Seit 30 Jahren arbeitet Julia Bellabarba als Paartherapeutin. In dieser Zeit hat sie nahezu täglich Männer und Frauen vor sich sitzen, die in ihrer Beziehung nicht weiterkommen. Die Anliegen der Paare haben sich im Laufe der Jahre zwar etwas verändert, doch die grundlegenden Sorgen und Konflikte sind gleichgeblieben: wiederkehrende Streitgespräche, Affären und Vertrauensverlust, sexuelle Unzufriedenheit. In den vergangenen Jahren sind zudem Themen wie offene Beziehungen und Polyamorie hinzugekommen.
Die Herausforderung der Neutralität
In einem kürzlich veröffentlichten Beitrag schrieb eine Therapeutin, dass in Paarberatungen oft Frauen allen Grund zur Klage hätten und es ihr zunehmend schwerfalle, neutral zu bleiben. Bellabarba widerspricht dieser Haltung entschieden: „Genau das ist mein Job – neutral zu bleiben, unabhängig davon, wer im Unrecht zu sein scheint.“ Sie betont, dass die Neutralität der Therapeutin die Grundvoraussetzung für eine erfolgreiche Paartherapie sei. Nur so könne ein sicherer Raum geschaffen werden, in dem beide Partner gehört und verstanden werden.
Die Rolle der Therapeutin
Bellabarba erklärt, dass es nicht ihre Aufgabe sei, Schuld zuzuweisen oder Partei zu ergreifen. Vielmehr gehe es darum, die Dynamik zwischen den Partnern zu verstehen und ihnen Werkzeuge an die Hand zu geben, um ihre Konflikte eigenständig zu lösen. „Wenn ich mich auf eine Seite stelle, verliere ich das Vertrauen des anderen Partners und die Therapie wird wirkungslos“, so die Therapeutin. Sie räumt ein, dass es manchmal schwer sei, die eigene Meinung zurückzuhalten, besonders wenn ein Partner offensichtlich verletzendes Verhalten zeigt. Doch gerade dann sei es wichtig, professionell zu bleiben und die Emotionen nicht die Führung übernehmen zu lassen.
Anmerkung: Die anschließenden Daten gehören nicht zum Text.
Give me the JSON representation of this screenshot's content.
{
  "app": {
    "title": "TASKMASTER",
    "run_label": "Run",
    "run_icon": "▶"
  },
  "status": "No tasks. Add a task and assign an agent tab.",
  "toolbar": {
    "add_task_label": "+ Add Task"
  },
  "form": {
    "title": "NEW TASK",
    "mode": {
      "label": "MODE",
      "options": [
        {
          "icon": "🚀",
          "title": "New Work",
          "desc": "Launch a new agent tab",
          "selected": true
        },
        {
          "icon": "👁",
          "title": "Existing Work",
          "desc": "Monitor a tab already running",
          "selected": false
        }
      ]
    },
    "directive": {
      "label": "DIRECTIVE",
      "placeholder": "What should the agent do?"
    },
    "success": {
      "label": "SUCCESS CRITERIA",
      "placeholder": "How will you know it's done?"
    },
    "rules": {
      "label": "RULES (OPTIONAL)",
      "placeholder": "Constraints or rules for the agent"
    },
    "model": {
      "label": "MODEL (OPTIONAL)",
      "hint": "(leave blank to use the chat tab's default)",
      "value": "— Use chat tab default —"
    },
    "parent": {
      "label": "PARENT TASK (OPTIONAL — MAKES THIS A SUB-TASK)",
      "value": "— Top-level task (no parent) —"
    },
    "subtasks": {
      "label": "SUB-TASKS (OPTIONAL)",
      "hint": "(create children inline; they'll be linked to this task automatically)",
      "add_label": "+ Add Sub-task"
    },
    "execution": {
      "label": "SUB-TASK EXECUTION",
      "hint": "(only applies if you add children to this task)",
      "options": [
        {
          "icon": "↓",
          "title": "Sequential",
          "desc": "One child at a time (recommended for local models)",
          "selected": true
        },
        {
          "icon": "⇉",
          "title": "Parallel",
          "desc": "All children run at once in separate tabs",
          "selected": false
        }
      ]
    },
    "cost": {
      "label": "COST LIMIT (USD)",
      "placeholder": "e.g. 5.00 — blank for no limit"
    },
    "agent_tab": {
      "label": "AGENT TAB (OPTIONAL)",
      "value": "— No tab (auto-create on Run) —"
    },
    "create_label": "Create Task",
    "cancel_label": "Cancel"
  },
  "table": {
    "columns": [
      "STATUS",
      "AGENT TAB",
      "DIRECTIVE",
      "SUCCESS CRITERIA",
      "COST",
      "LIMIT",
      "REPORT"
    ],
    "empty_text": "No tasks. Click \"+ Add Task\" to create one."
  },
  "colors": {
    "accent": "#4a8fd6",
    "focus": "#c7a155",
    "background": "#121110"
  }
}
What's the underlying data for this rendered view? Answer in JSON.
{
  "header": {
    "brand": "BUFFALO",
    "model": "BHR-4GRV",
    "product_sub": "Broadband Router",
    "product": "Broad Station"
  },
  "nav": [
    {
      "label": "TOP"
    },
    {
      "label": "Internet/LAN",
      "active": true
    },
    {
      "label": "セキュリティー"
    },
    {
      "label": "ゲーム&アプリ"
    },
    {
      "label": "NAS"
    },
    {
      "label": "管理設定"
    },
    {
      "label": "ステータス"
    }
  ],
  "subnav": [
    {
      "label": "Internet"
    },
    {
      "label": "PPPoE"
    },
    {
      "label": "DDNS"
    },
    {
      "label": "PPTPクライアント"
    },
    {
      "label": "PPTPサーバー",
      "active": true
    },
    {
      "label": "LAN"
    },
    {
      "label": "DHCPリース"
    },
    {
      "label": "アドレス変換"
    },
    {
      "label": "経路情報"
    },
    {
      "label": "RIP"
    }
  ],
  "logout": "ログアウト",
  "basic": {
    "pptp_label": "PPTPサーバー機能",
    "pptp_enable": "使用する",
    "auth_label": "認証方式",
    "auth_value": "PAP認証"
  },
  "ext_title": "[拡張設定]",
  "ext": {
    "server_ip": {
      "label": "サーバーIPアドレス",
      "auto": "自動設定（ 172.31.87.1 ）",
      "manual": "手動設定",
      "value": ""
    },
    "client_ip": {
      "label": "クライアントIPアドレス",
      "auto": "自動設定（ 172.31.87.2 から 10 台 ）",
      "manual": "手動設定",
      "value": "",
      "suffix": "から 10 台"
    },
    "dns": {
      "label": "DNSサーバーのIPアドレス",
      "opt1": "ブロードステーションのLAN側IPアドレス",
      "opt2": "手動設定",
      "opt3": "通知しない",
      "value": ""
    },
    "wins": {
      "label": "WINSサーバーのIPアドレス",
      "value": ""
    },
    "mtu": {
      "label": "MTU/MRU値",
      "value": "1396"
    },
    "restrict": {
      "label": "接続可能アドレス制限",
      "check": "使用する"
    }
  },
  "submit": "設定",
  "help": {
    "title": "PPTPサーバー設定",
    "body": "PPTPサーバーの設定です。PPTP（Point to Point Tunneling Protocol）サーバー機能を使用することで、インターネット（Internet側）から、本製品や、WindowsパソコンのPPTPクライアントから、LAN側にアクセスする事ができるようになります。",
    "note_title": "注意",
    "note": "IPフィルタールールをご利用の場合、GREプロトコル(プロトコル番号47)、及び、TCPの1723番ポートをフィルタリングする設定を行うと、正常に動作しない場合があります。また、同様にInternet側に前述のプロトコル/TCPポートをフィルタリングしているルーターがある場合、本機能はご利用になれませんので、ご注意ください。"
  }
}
Veränderte Themen in der Paartherapie
Neben den klassischen Konfliktthemen haben sich in den letzten Jahren neue Herausforderungen ergeben. Offene Beziehungen und Polyamorie sind häufiger gewordene Anliegen, die eine besondere Sensibilität erfordern. Bellabarba betont, dass auch hier Neutralität oberstes Gebot sei: „Ich bewerte nicht die Lebensmodelle meiner Klienten, sondern helfe ihnen, ihre eigenen Regeln und Grenzen zu finden und zu kommunizieren.“ Sie beobachtet, dass viele Paare heute unsicherer sind, was die Gestaltung ihrer Beziehung angeht, und dass der gesellschaftliche Druck, eine perfekte Beziehung zu führen, zugenommen habe.
Die Bedeutung der Selbstreflexion
Um neutral bleiben zu können, sei eine kontinuierliche Selbstreflexion der Therapeutin unerlässlich. Bellabarba praktiziert regelmäßige Supervision und tauscht sich mit Kollegen aus, um ihre eigene Haltung zu hinterfragen. „Ich muss mir meiner eigenen Vorurteile und Emotionen bewusst sein, damit sie nicht unbewusst in die Therapie einfließen“, erklärt sie. Diese professionelle Distanz sei kein Zeichen von Kälte, sondern von Respekt gegenüber beiden Partnern und ihrem gemeinsamen Prozess.
Fazit: Neutralität als Kernkompetenz
Bellabarba resümiert, dass die Fähigkeit, neutral zu bleiben, eine der wichtigsten Kompetenzen einer Paartherapeutin sei. Sie appelliert an ihre Kolleginnen und Kollegen, sich dieser Verantwortung bewusst zu sein und die Neutralität nicht leichtfertig aufzugeben. „Nur wenn wir unparteiisch bleiben, können wir wirklich helfen“, schließt sie ihren Gastbeitrag.